The donuts are for someone in a trailer park. To get to their trailer, however, I have to weave my way through a rowdy crowd having a large outdoor barbecue. It’s a Mexican party, with the mariachi music and delicious-smelling food to match. It’s the kind of get together that can be a ton of fun if you’re ever lucky enough to be invited. Not even a language barrier can get in the way of a few shared cervezas and some carne asada cooked over smoky mesquite wood under an old iron grate propped up on some cinderblocks. Half a dozen young boys of various ages are playing wiffleball by streetlight in the little one-lane street that winds through the trailers, and they dutifully get out of the way as I carefully drive on through.
I’m about five miles from home, closing in on 10PM, and my 8-year-old daughter has called and told me again she can’t sleep when I’m gone.
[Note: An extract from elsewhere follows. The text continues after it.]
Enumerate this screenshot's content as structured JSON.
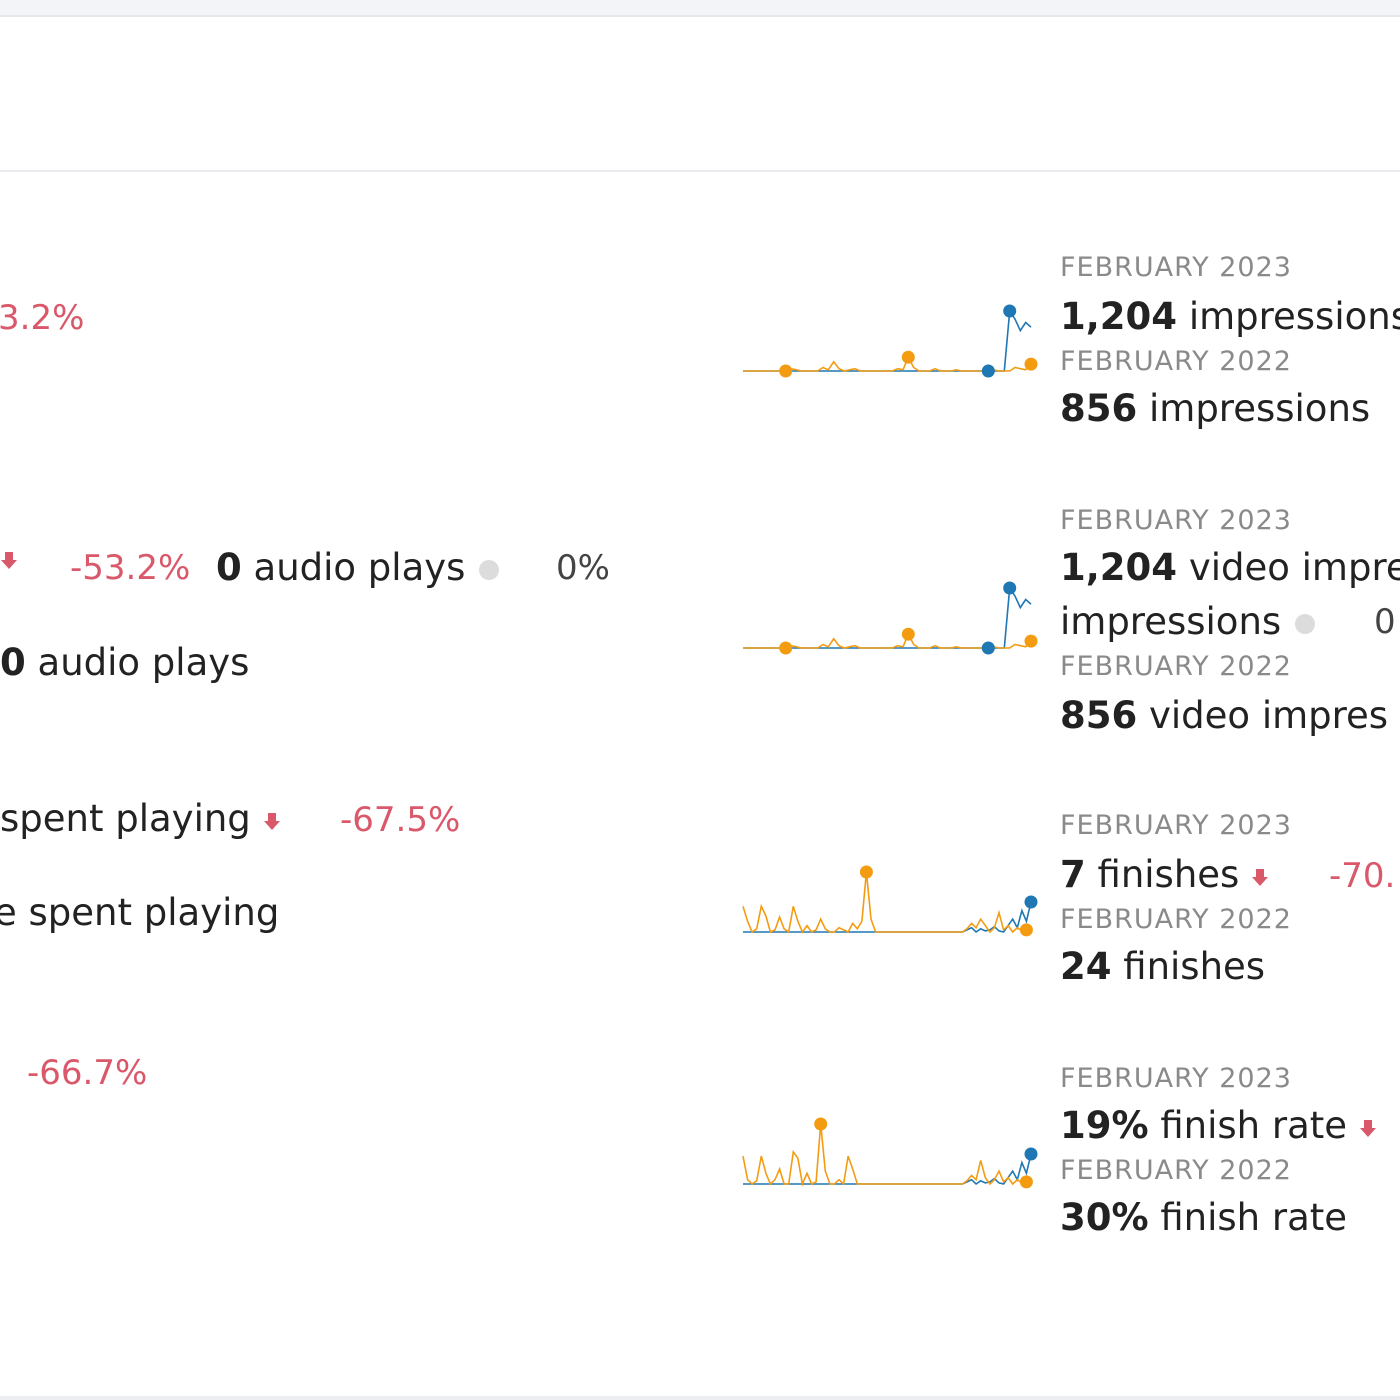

I start making my way back, declining several lowball offers for a few last deliveries before finally giving up and going offline.
I can tell that my time doing this gig is coming to an end. I plugged some financial holes with it and had some fun, but it’s just not quite enough to make it worth it for me. At this point, the greatest value in the work is the way it feeds me the textures and colors and faces of the city for later use. When I’m out driving, I can’t stop seeing and feeling things that have me thinking about being back at my keyboard, writing.
It’s where I belong. It’s where I was meant to be.
Bro, that’s your first chapter in a novel about a door dash driver who discovers a shady underbelly in Arizona, keep the vulnerability too, it’s a great piece of writing
Thanks for sharing the textures of the city Steve; there is something very liminal and unique about a Phoenix summer evening.